読書録/私は魔境に生きた―終戦も知らずニューギニアの山奥で原始生活十年

▪️私は魔境に生きた―終戦も知らずニューギニアの山奥で原始生活十年 
島田覚夫 (光人社NF文庫) Kindle版

 漂流、無人島生活・・・というキーワードから、アマゾンで見つけたこの本。タイトルからわかるように、太平洋戦争時にニューギニアに出征したものの、アメリカ軍の猛攻で敗走を余儀なくされ、やがて部隊はバラバラに。自力で自活して生き延び部隊に合流せよ、という命令のままに、補給もなく情報からも隔絶された密林の中に身を隠し、10年近くにわたって原始生活をした、というある小隊の記録である。現地警察に発見され無事帰国を果たした残留日本兵の一人、島田覚夫さんが記憶を頼りに一気に書き上げたものの、出版の目途がたたず30年ほどお蔵入りになっていたという。日本残留兵といえば「恥ずかしながら、帰って参りました」の言葉で知られる横井庄一さん、一介のバックパッカーとの接触により帰国を決意した小野田寛郎さんについては私も知っていたが、それ以前にこのような経緯を経て帰国を果たした旧日本兵がいたとは、まったく知らなかった。
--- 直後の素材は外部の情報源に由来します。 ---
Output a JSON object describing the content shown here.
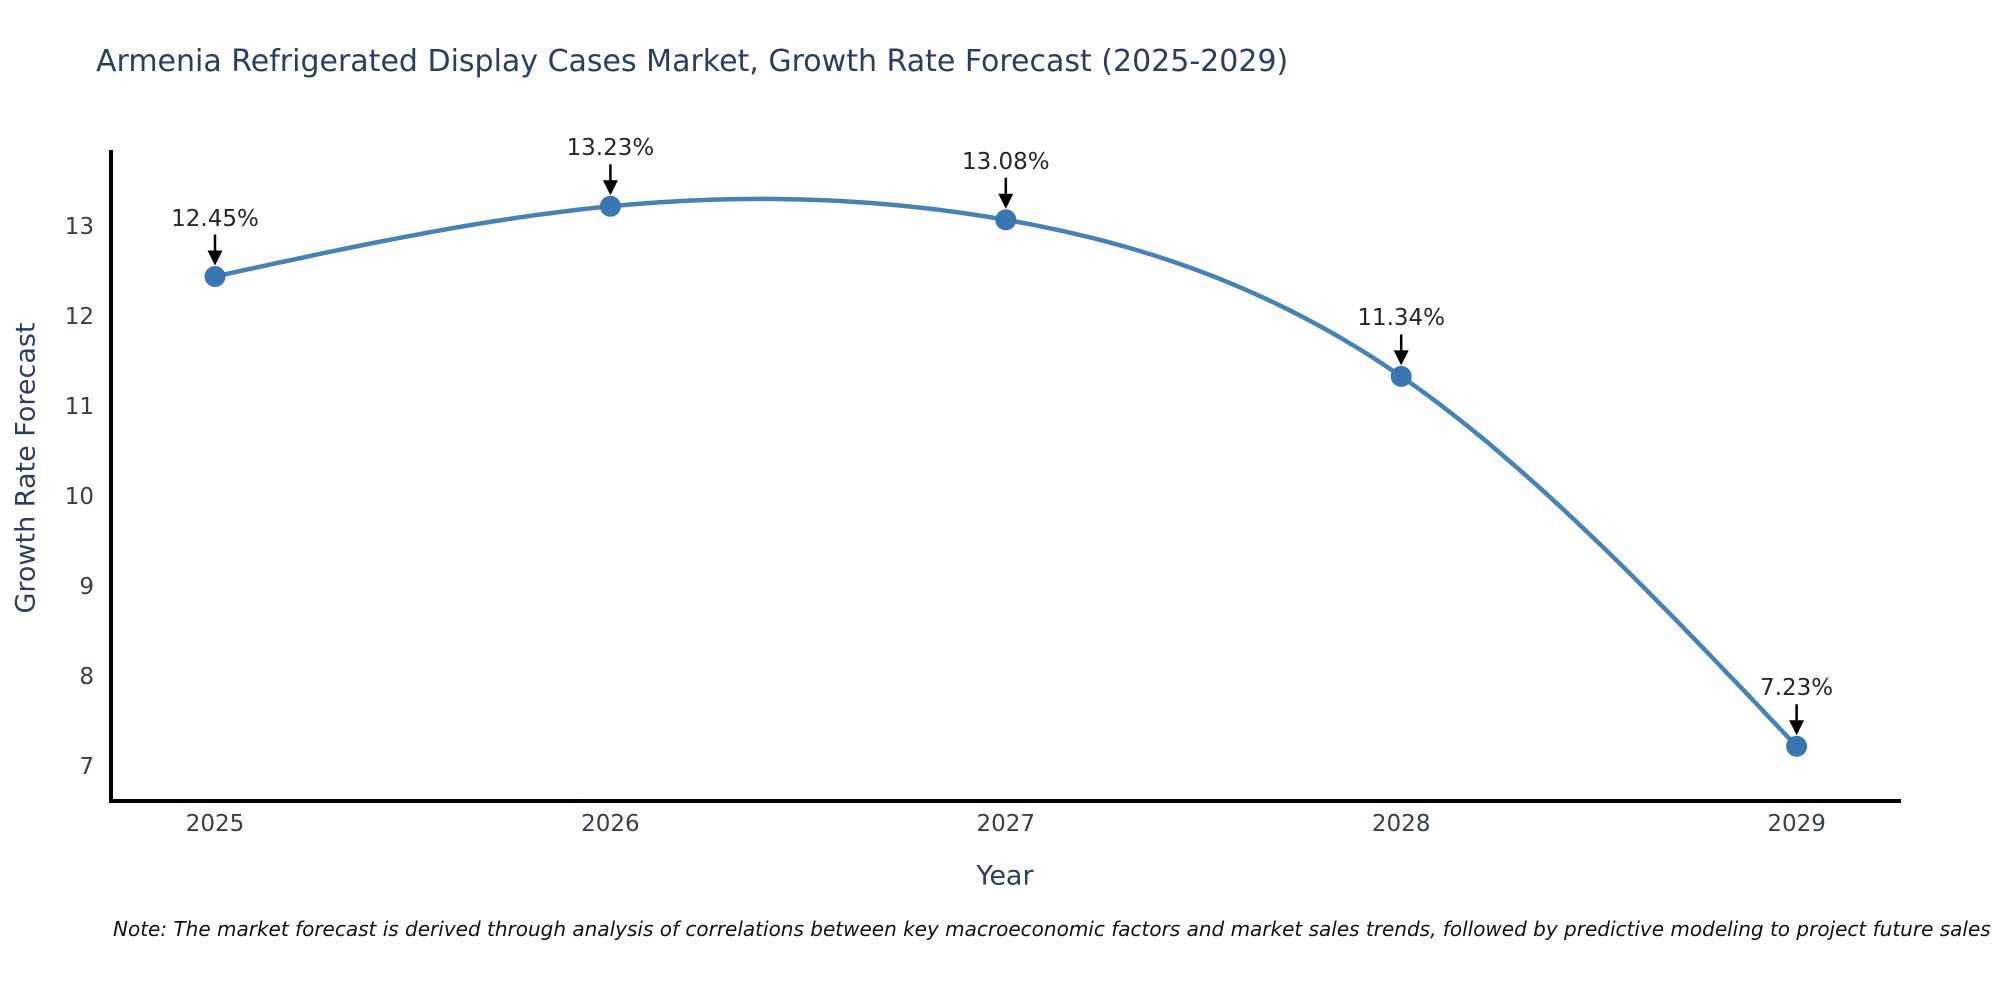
{
  "chart_data": {
    "type": "line",
    "title": "Armenia Refrigerated Display Cases Market, Growth Rate Forecast (2025-2029)",
    "xlabel": "Year",
    "ylabel": "Growth Rate Forecast",
    "categories": [
      "2025",
      "2026",
      "2027",
      "2028",
      "2029"
    ],
    "values": [
      12.45,
      13.23,
      13.08,
      11.34,
      7.23
    ],
    "point_labels": [
      "12.45%",
      "13.23%",
      "13.08%",
      "11.34%",
      "7.23%"
    ],
    "yticks": [
      7,
      8,
      9,
      10,
      11,
      12,
      13
    ],
    "ylim": [
      6.62,
      13.86
    ],
    "grid": false,
    "legend": "none",
    "line_color": "#4682b4",
    "marker_color": "#3a76b0",
    "arrow_color": "#000000",
    "axis_color": "#000000",
    "title_color": "#2a3f5f",
    "smooth": true
  },
  "note": "Note: The market forecast is derived through analysis of correlations between key macroeconomic factors and market sales trends, followed by predictive modeling to project future sales"
}
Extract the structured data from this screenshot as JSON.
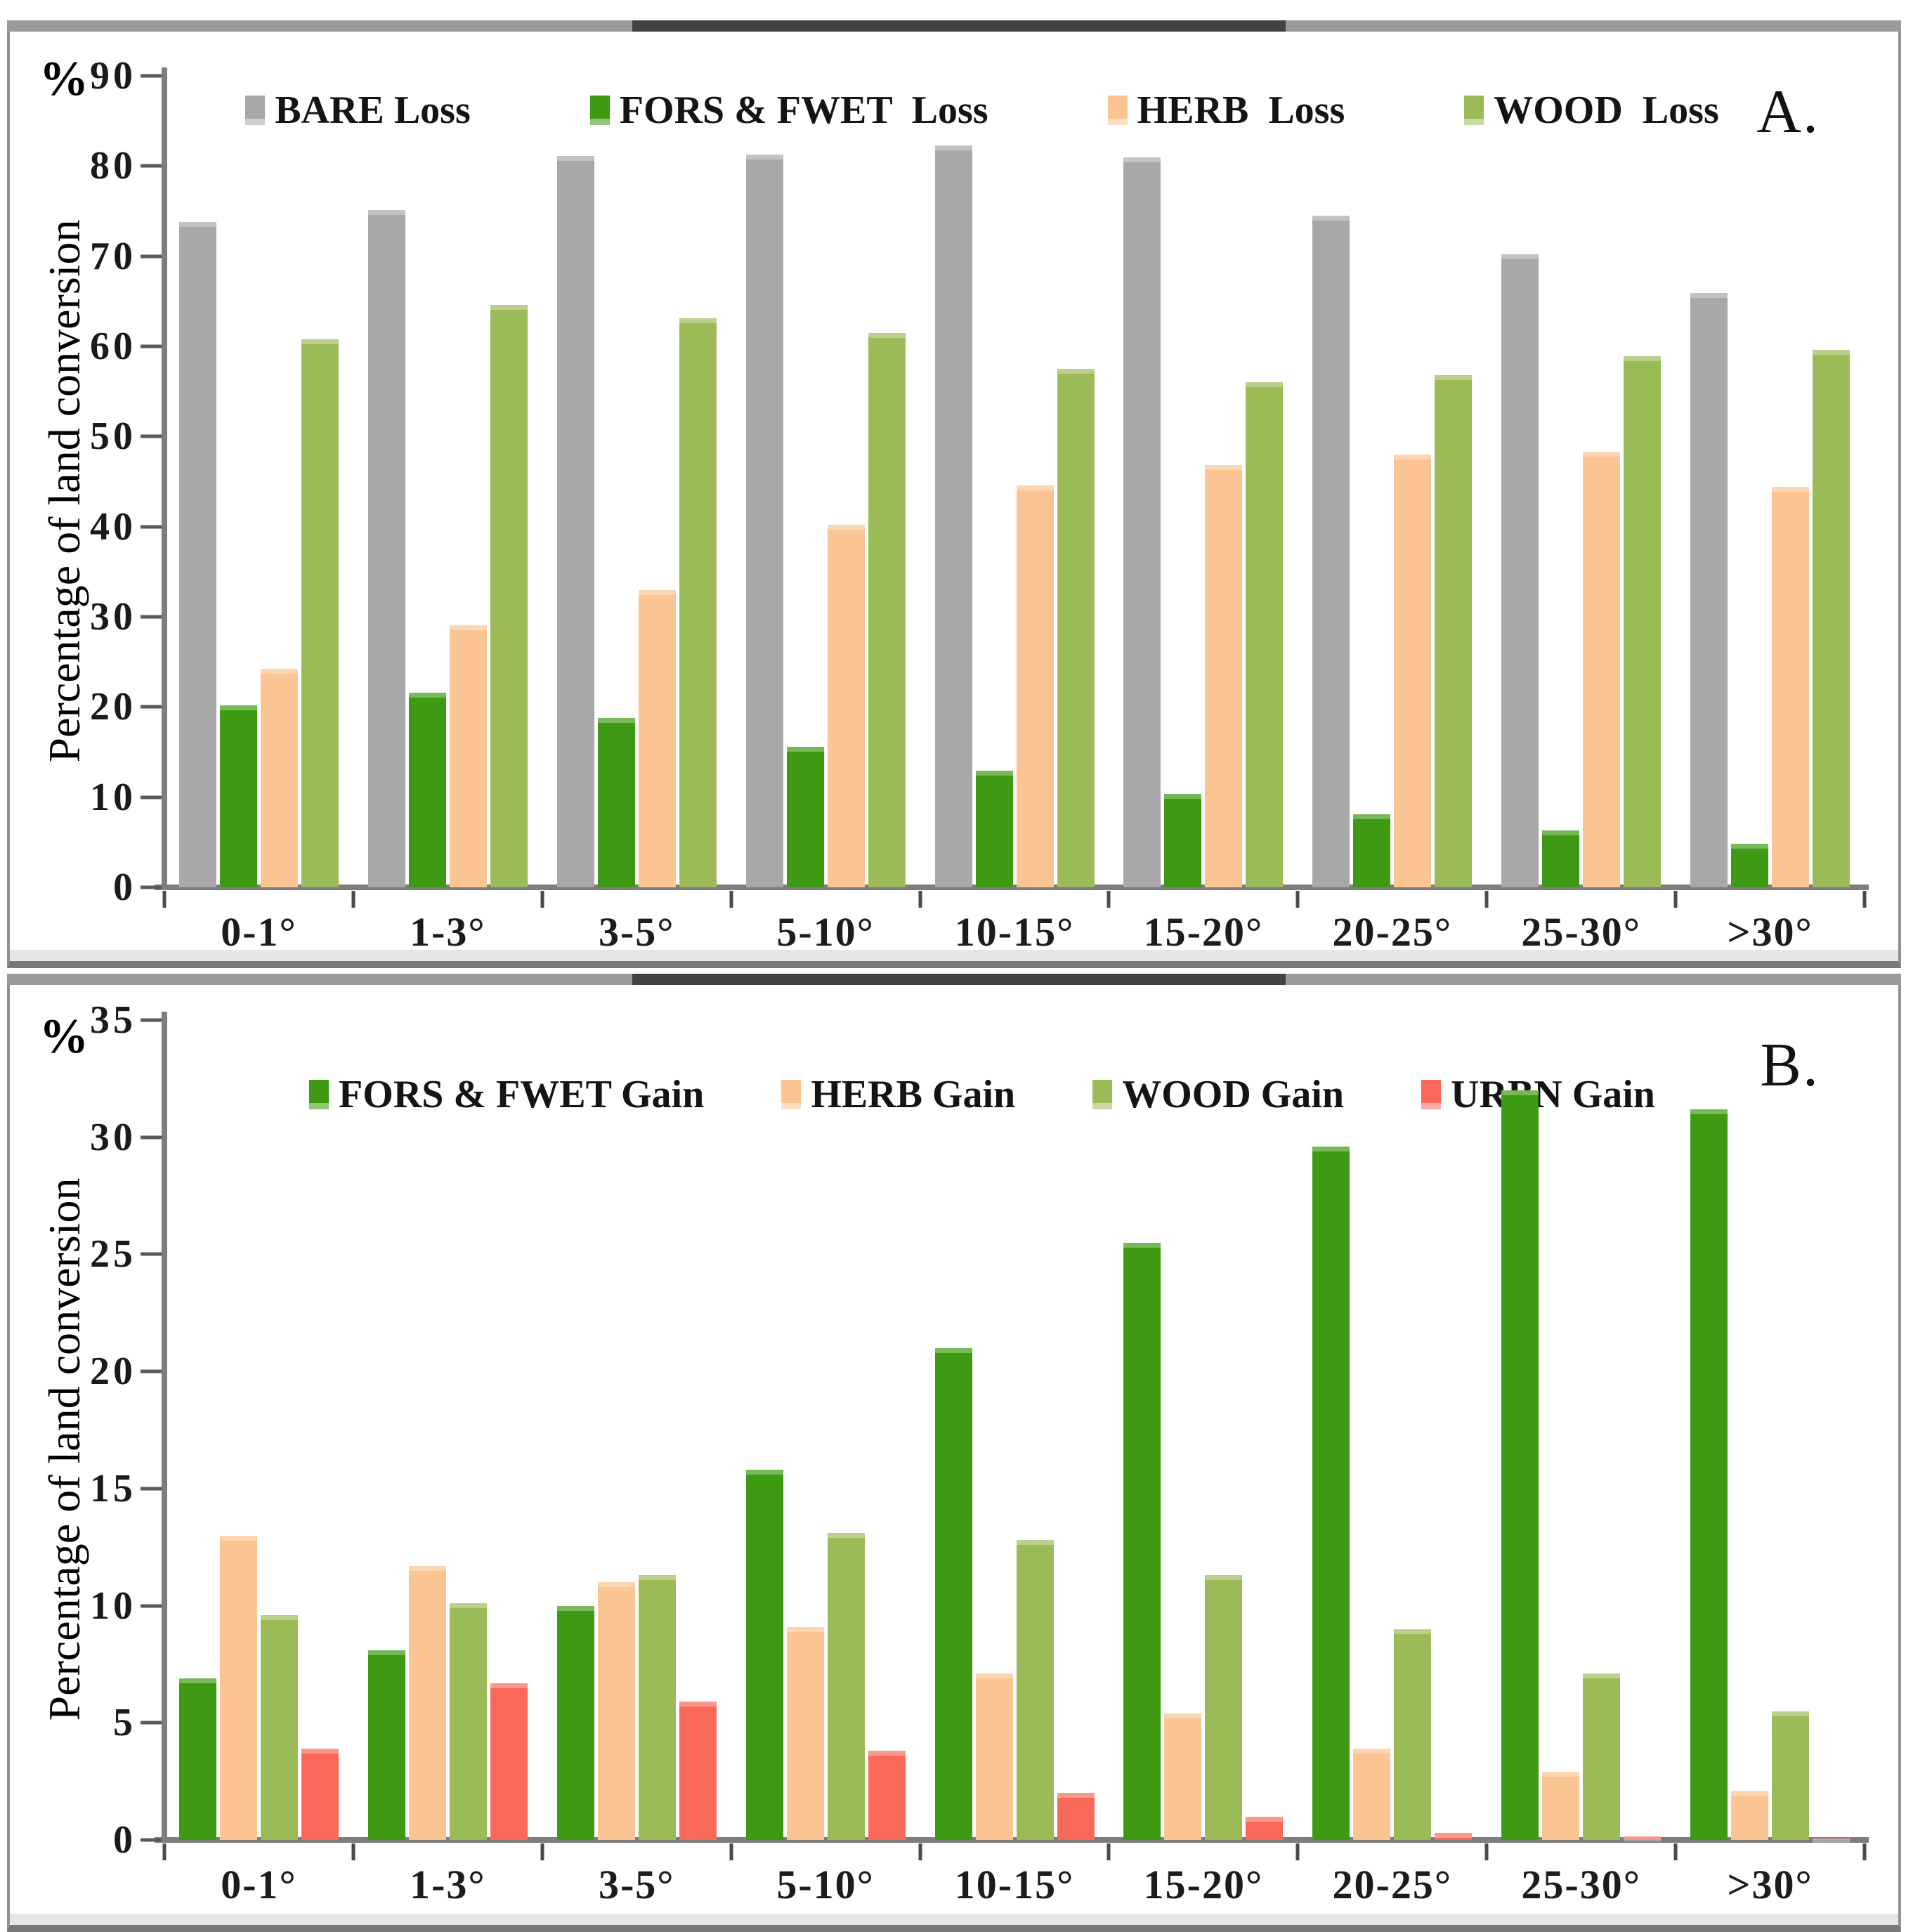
{
  "figure": {
    "background": "#ffffff",
    "border_color": "#909090",
    "top_band_color": "#9b9b9b",
    "top_band_dark_color": "#424242",
    "axis_color": "#7d7d7d"
  },
  "chart_data": [
    {
      "type": "bar",
      "panel_label": "A.",
      "percent_symbol": "%",
      "y_axis_title": "Percentage of land conversion",
      "y_max": 90,
      "y_tick_step": 10,
      "y_ticks": [
        90,
        80,
        70,
        60,
        50,
        40,
        30,
        20,
        10,
        0
      ],
      "grid": "off",
      "legend_position": "top-center",
      "categories": [
        "0-1°",
        "1-3°",
        "3-5°",
        "5-10°",
        "10-15°",
        "15-20°",
        "20-25°",
        "25-30°",
        ">30°"
      ],
      "series": [
        {
          "name": "BARE Loss",
          "color": "#a8a8a8",
          "values": [
            73.8,
            75.1,
            81.1,
            81.3,
            82.3,
            81.0,
            74.5,
            70.2,
            65.9
          ]
        },
        {
          "name": "FORS & FWET  Loss",
          "color": "#3d9a12",
          "values": [
            20.2,
            21.6,
            18.8,
            15.6,
            12.9,
            10.4,
            8.1,
            6.3,
            4.8
          ]
        },
        {
          "name": "HERB  Loss",
          "color": "#fbc493",
          "values": [
            24.2,
            29.1,
            33.0,
            40.2,
            44.6,
            46.8,
            48.0,
            48.3,
            44.4
          ]
        },
        {
          "name": "WOOD  Loss",
          "color": "#9bba58",
          "values": [
            60.8,
            64.6,
            63.1,
            61.5,
            57.5,
            56.0,
            56.8,
            58.9,
            59.6
          ]
        }
      ]
    },
    {
      "type": "bar",
      "panel_label": "B.",
      "percent_symbol": "%",
      "y_axis_title": "Percentage of land conversion",
      "y_max": 35,
      "y_tick_step": 5,
      "y_ticks": [
        35,
        30,
        25,
        20,
        15,
        10,
        5,
        0
      ],
      "grid": "off",
      "legend_position": "top-center",
      "categories": [
        "0-1°",
        "1-3°",
        "3-5°",
        "5-10°",
        "10-15°",
        "15-20°",
        "20-25°",
        "25-30°",
        ">30°"
      ],
      "series": [
        {
          "name": "FORS & FWET Gain",
          "color": "#3d9a12",
          "values": [
            6.9,
            8.1,
            10.0,
            15.8,
            21.0,
            25.5,
            29.6,
            32.0,
            31.2
          ]
        },
        {
          "name": "HERB Gain",
          "color": "#fbc493",
          "values": [
            13.0,
            11.7,
            11.0,
            9.1,
            7.1,
            5.4,
            3.9,
            2.9,
            2.1
          ]
        },
        {
          "name": "WOOD Gain",
          "color": "#9bba58",
          "values": [
            9.6,
            10.1,
            11.3,
            13.1,
            12.8,
            11.3,
            9.0,
            7.1,
            5.5
          ]
        },
        {
          "name": "URBN Gain",
          "color": "#f9695a",
          "values": [
            3.9,
            6.7,
            5.9,
            3.8,
            2.0,
            1.0,
            0.3,
            0.15,
            0.05
          ]
        }
      ]
    }
  ]
}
 分野としては「戦記」に入るが、実際に戦闘行為を行っていた期間は短い。本書の著者に至っては、ニューギニアの赴任地に着いたときには日本軍の補給線はほぼ絶たれており、潤沢な武器弾薬をふんだんに使って攻撃してくるアメリカ軍を尻目に退却を余儀なくされる。そして三々五々、飛行場を目指して各小隊はニューギニアの密林の中を退却していくのであるが、そのうちに隊列は散り散りばらばらになり、飢え、疲労、傷病などで隊列から脱落する者が出てくる。最後に残った著者をはじめとする17名は、ついに進むことも退くこともできなくなり、活路が開かれるまで、密林の中に隠れて待つことを決めるのである。

 こうして密林での籠城を決めるまでには、幾多の別れがあり、非常に読み進めるのが辛かった。密林の洞窟に腰を据えるようになってからは、米軍が奪って集積していた食糧集積所に忍び込むのが食糧確保の唯一の方法だったが、その頼みの綱に火がかけられ焼失、どん底に突き落とされてしまう。しかしここから、がぜん話は面白くなる。食糧の入手先を失った彼らは、畑を開墾し食糧を自ら生産するしかない、と思い立つのだ。こうして洞窟から出た彼らは開墾地を求めて密林を歩き、ついに畑と屋根のある住まいを建てるに至る。そこから「石器時代」「鉄器時代」と人類史をたどるかのような章立てで、彼らの原始生活が文明化していくさまが、描かれてゆく。ニューギニア原住民との交流など、まざに文化人類学の世界を生々しく生きた彼らの実体験には、「事実は小説より奇なり」の言葉しか出てこないほどである。

 実は、本書の中にしばしば正月を祝う記述が出てくるのだが、時計もカレンダーも持たない彼らが一体どうやって「今日は正月」と言えるのか疑問に思い、「ひょっとしてこれは作り話では」と途中まで疑いながら読んでいた。しかし、文中にはどうやって暦をつけていたか、帰国後のズレがどれだけだったかが記されており疑問は氷塊した。このことからも分かるように、もともとは徴兵された、ごく普通の市井の人々だった彼らの「生きる力」「知恵と工夫」には驚嘆させられる。「鉄器時代」にはふいごを作って金属加工をはじめ、これをきっかけにニューギニア原住民との交流が始まるなど、まさに彼らは人類の発達史を生きたといっていいのではないだろうか。
 しかし、このようにニューギニアの密林でのサバイバル生活が記述の中心となっても、やはりこれは戦記であることを落としてしまってはならないだろう。何より、著者をはじめ生き延びようと必死の17人(最終的には4人になる)は、常に「我々は栄えある皇軍」という意識を持ちつづけていた。そして、降伏の道を選ばず、発見されるまでジャングルに潜みつづけたことがある。それはなぜか。戦いが続いている、と彼らが信じつづけたからである。

 彼らは、実にたくましく生きる力を持った人たちであった。一方で、「教育勅語」や「戦陣訓」などの偏った戦時教育によって「もしかしたら戦争が終わっているのかも」「そうだとしたら、自分たちはどうするべきか」という判断力を奪われ、自ら情報収集し、戦況を判断して投降するなどの行動を取ることが出来なかったという事実もある。彼らを、終戦を知らずに密林に押しとどめ続けたのは、彼らの精神を縛る歪んだ教育であったといえよう。それは、この素晴らしい記録を残した著者の罪ではない。しかし、その罪を犯し、償うべきは誰かということを、私たちは問い続けなければならないだろう。